Coordinating two AI agents building different halves of the system in parallel meant a single naming or schema mismatch could silently break integration, so we front-loaded a shared contract that both sides built against, and kept the whole system degrading gracefully so a Redis or Anthropic outage slows things down instead of taking them down.

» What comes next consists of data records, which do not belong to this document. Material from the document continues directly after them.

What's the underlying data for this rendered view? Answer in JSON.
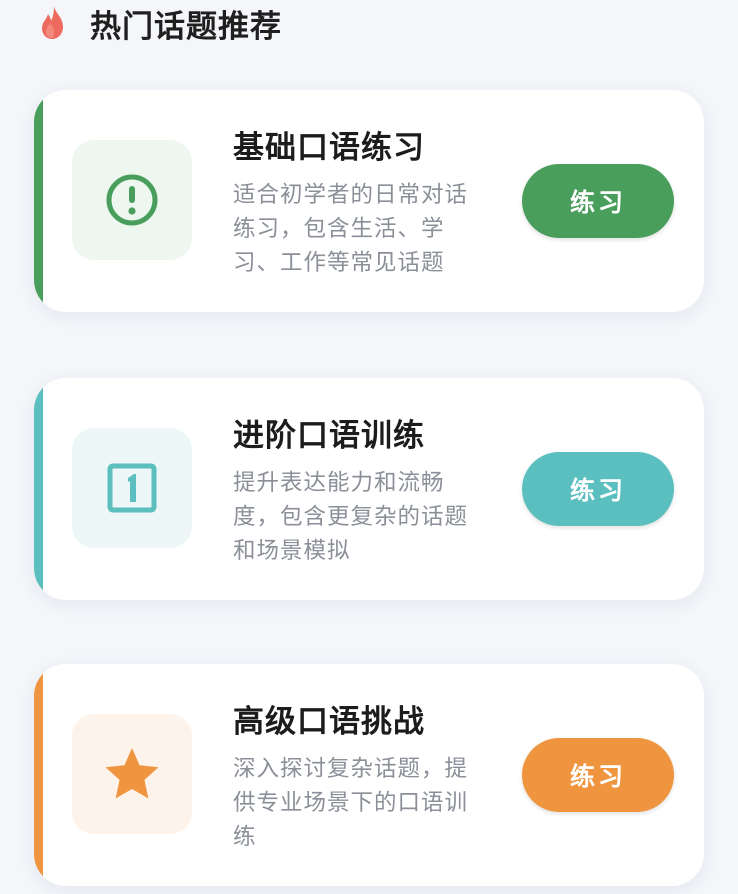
{
  "header": {
    "title": "热门话题推荐",
    "icon": "fire-icon"
  },
  "topics": [
    {
      "title": "基础口语练习",
      "description": "适合初学者的日常对话练习，包含生活、学习、工作等常见话题",
      "button_label": "练习",
      "icon": "exclamation-circle-icon",
      "accent_color": "#4a9e5c",
      "icon_bg": "#edf6ef"
    },
    {
      "title": "进阶口语训练",
      "description": "提升表达能力和流畅度，包含更复杂的话题和场景模拟",
      "button_label": "练习",
      "icon": "number-one-box-icon",
      "accent_color": "#5bbfc0",
      "icon_bg": "#eef7f8"
    },
    {
      "title": "高级口语挑战",
      "description": "深入探讨复杂话题，提供专业场景下的口语训练",
      "button_label": "练习",
      "icon": "star-icon",
      "accent_color": "#f0953f",
      "icon_bg": "#fdf3ea"
    }
  ]
}
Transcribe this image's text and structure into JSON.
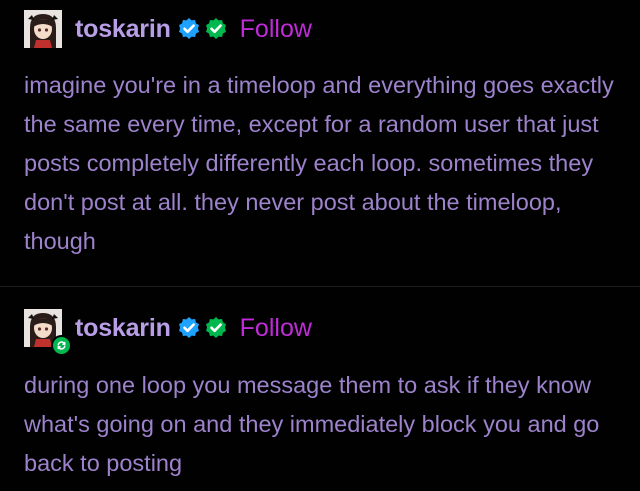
{
  "posts": [
    {
      "username": "toskarin",
      "follow_label": "Follow",
      "body": "imagine you're in a timeloop and everything goes exactly the same every time, except for a random user that just posts completely differently each loop. sometimes they don't post at all. they never post about the timeloop, though",
      "reblogged": false
    },
    {
      "username": "toskarin",
      "follow_label": "Follow",
      "body": "during one loop you message them to ask if they know what's going on and they immediately block you and go back to posting",
      "reblogged": true
    }
  ],
  "colors": {
    "background": "#010101",
    "username": "#b89ee6",
    "follow": "#c02bd8",
    "body_text": "#9d82cc",
    "verified_blue": "#1fa1ff",
    "verified_green": "#00b84d"
  },
  "icons": {
    "verified": "blue-checkmark-badge-icon",
    "verified_secondary": "green-checkmark-badge-icon",
    "reblog": "reblog-icon"
  }
}
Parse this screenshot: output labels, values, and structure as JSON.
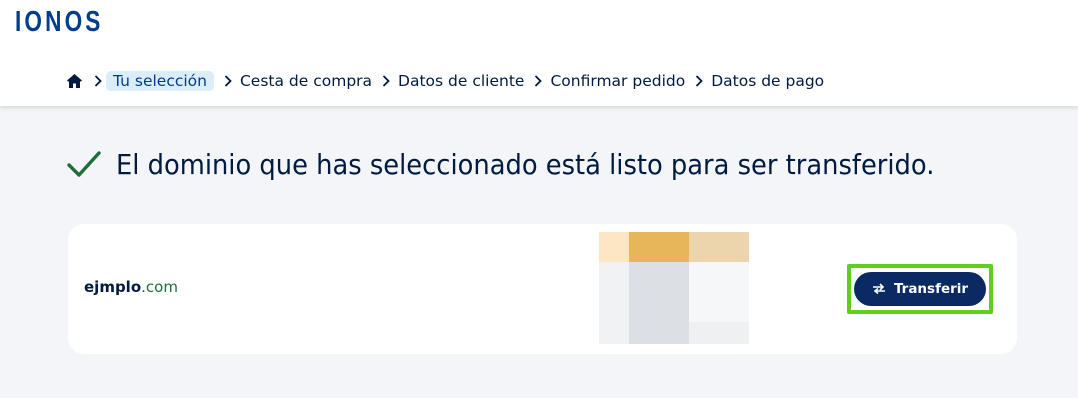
{
  "brand": {
    "logo_text": "IONOS"
  },
  "breadcrumb": {
    "home_icon": "home-icon",
    "items": [
      {
        "label": "Tu selección",
        "active": true
      },
      {
        "label": "Cesta de compra",
        "active": false
      },
      {
        "label": "Datos de cliente",
        "active": false
      },
      {
        "label": "Confirmar pedido",
        "active": false
      },
      {
        "label": "Datos de pago",
        "active": false
      }
    ]
  },
  "main": {
    "headline": "El dominio que has seleccionado está listo para ser transferido.",
    "status_icon": "check-icon"
  },
  "domain_card": {
    "domain_name": "ejmplo",
    "domain_tld": ".com",
    "action_button": {
      "label": "Transferir",
      "icon": "swap-arrows-icon"
    }
  },
  "colors": {
    "brand_blue": "#003d8f",
    "text_navy": "#001b41",
    "success_green": "#1e6f3a",
    "button_bg": "#0b2a63",
    "highlight_frame": "#5fcf1a",
    "active_crumb_bg": "#dbedf8",
    "page_bg": "#f3f5f8"
  }
}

Accomplishments that we're proud of

The semantic W-TinyLFU cache is genuinely novel: taking a high-performance caching algorithm built for exact keys and making it work on fuzzy, natural-language queries, on top of Redis probabilistic data structures, with a correctness guarantee. We're proud that every external dependency has an explicit fallback, so the system stays correct and available even when pieces fail. And we shipped a complete loop: an MCP server, a populated knowledge base, a contribution dashboard, and a Sentry remediation webhook that turns errors back into actionable context. Not just a demo, but something that actually closes the gap between an agent's confidence and the truth.

What we learned

We learned a lot about the discipline of correctness-by-construction, that the right way to use probabilistic structures is to design the system so their imprecision can only ever touch the dimension you don't care about. We got hands-on with the internals of W-TinyLFU and why frequency-aware, scan-resistant admission matters, and with the practical realities of pgvector and PostgREST when the convenient path isn't available. And we saw firsthand that task decomposition before retrieval, breaking a vague prompt into independently-resolvable pieces, generalizes far better than one big retrieval over a fuzzy request.

What's next for LOCKSTEP

The immediate next step is breadth: scaling the scraped corpus well past the seed set, with deeper function-level coverage for npm, Rust, and Go to match what we get from Python introspection. Beyond that, we want to lean into the contribution side, making LOCKSTEP a distribution channel where library authors publish their own version-tagged docs and see how often agents actually pull them, turning accurate, LLM-ready documentation into something maintainers are motivated to ship. Longer term: real-time lockfile watching so docs re-pin automatically as you upgrade, broader ecosystem coverage, and tighter native integrations with more coding agents.